A few weeks back I wrote a piece posing the question: How do we know when fish is sustainable and responsibly sourced? I looked at two then both recent reports, one from the Pew Environment Group and the other from the Marine Conservation Society, apparently at odds with each other on the question whether Marks & Spencer offer sustainable fish. In brief, the disparity boiled down to the fact that compliance with a sustainable fish standard not up to the job does not deliver sustainable fish.
In The Guardian today we read, on the face of things, good news about a ‘Sharp rise in sustainable seafood products on sale in UK’. The number of fish and seafood products certified sustainable by the Marine Stewardship Council (MSC) rose 41% to 988 in 2011, although just five species – cod, haddock, salmon, tuna and prawns – comprise 75% of what we eat. The MSC is not without its critics who say it has expanded too rapidly and, by implication, not properly vetted fisheries before their approval. There are now 13,000 MSC certified products in 80 countries worldwide. All seem to agree, however, that sustainable fish labelling is often confusing and unhelpful and needs to be improved.

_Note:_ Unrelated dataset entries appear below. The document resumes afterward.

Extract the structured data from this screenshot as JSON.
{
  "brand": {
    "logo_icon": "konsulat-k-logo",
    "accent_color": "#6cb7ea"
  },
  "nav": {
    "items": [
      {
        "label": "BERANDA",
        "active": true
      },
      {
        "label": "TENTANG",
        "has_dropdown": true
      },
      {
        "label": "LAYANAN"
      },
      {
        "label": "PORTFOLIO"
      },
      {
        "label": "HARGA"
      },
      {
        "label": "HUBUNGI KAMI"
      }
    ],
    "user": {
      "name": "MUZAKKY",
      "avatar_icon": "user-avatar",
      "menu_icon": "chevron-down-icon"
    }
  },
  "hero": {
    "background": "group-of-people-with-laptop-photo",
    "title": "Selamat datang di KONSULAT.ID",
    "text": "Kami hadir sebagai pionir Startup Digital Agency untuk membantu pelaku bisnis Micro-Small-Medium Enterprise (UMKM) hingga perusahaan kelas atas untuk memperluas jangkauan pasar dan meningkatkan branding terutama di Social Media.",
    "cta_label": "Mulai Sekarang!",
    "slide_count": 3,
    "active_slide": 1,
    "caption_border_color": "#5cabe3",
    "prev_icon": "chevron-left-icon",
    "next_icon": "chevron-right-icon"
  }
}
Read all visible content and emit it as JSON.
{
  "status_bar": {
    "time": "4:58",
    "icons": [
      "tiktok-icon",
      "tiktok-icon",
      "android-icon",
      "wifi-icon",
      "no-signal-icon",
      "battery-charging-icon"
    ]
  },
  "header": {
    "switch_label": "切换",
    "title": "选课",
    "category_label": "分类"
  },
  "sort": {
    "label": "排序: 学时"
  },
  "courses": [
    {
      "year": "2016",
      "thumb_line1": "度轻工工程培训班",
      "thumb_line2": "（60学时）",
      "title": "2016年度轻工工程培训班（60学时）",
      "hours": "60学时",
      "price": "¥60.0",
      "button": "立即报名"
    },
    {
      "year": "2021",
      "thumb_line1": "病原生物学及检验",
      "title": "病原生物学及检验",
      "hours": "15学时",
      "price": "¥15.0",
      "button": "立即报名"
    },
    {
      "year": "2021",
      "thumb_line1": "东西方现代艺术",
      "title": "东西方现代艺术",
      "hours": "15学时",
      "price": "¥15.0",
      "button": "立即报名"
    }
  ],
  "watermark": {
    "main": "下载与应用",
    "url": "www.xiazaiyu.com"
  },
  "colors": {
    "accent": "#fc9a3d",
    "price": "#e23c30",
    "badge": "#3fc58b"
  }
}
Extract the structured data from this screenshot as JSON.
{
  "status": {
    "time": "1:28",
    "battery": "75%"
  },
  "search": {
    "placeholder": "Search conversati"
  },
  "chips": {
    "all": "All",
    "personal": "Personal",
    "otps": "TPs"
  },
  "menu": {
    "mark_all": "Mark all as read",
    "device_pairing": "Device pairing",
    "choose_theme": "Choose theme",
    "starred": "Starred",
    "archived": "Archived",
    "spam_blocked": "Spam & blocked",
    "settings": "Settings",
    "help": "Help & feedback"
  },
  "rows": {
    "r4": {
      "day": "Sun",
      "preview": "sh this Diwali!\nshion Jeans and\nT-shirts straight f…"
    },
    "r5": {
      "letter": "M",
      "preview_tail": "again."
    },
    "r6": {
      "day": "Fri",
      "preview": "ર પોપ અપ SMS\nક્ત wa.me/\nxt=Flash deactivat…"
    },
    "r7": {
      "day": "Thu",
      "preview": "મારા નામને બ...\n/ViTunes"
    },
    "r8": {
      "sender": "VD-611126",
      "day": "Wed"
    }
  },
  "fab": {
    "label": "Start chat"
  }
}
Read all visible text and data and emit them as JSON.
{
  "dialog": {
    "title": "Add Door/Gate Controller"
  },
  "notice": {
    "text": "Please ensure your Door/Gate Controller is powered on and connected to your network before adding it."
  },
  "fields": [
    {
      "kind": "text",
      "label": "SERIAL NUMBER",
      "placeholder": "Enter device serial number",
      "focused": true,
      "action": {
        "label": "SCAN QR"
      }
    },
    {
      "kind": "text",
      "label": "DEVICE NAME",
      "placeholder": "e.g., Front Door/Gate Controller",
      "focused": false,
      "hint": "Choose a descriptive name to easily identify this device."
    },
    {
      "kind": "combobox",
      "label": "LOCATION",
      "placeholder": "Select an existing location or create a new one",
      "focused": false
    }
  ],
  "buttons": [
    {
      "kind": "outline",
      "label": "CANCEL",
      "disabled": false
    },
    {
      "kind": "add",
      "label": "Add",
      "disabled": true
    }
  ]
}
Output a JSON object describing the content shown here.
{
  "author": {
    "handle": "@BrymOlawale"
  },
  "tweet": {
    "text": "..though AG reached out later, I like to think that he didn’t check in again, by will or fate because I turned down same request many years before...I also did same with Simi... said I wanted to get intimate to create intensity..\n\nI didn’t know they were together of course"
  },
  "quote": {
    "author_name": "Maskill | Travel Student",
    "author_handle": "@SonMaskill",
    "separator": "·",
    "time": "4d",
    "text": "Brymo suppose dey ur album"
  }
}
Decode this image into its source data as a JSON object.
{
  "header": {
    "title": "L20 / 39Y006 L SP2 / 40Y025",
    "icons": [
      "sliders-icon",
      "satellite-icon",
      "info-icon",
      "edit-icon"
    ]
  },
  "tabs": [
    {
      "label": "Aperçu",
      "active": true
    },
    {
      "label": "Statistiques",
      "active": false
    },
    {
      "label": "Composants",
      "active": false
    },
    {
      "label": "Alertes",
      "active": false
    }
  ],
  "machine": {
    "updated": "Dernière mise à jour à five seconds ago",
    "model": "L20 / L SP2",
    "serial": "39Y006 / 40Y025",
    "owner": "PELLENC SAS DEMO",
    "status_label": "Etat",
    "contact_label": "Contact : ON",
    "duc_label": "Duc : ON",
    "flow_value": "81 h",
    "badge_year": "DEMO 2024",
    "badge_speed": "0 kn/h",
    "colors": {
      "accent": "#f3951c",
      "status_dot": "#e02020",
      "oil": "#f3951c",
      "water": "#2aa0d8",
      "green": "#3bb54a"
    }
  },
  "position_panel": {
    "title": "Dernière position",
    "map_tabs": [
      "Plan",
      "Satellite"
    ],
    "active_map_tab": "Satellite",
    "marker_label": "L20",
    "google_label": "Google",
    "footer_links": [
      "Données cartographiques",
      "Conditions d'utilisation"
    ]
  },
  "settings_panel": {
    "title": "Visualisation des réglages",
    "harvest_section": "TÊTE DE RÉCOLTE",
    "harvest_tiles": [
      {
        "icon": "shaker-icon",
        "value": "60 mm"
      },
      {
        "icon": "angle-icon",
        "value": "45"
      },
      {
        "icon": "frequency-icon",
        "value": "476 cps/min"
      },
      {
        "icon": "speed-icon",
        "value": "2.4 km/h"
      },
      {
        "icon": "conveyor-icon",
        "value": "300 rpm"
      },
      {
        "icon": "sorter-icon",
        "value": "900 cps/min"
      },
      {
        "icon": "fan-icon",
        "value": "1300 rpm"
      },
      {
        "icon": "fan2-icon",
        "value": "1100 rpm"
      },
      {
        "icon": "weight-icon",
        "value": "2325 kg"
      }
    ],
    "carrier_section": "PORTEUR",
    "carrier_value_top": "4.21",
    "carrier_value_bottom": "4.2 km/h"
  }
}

ClientEarth, a group of activist lawyers working in defence of the environment, has set up the Sustainable Seafood Coalition which includes 16 of the biggest seafood suppliers and retailers in the UK, including most of the big supermarkets. The Coalition is working to draw up voluntary codes on sustainable seafood sourcing and self-declared sustainability claims, to ensure clear and accurate information is given to consumers.
The Coalition is expected to publish and implement its fish and seafood labelling code later this year. Whilst we should wish the Coalition good luck, all attempts to provide clear and consistent food labelling must be applauded, the outcome must not be based on a sustainable fish standard which is the lowest common denominator, that would be a disaster. Every member of the Coalition should be provided with a copy of the PEW report: How Green is Your Eco-label? A Comparison of the Environmental Benefits of Marine Aquaculture Standards as required reading. Get the sustainable fish standard right before the label.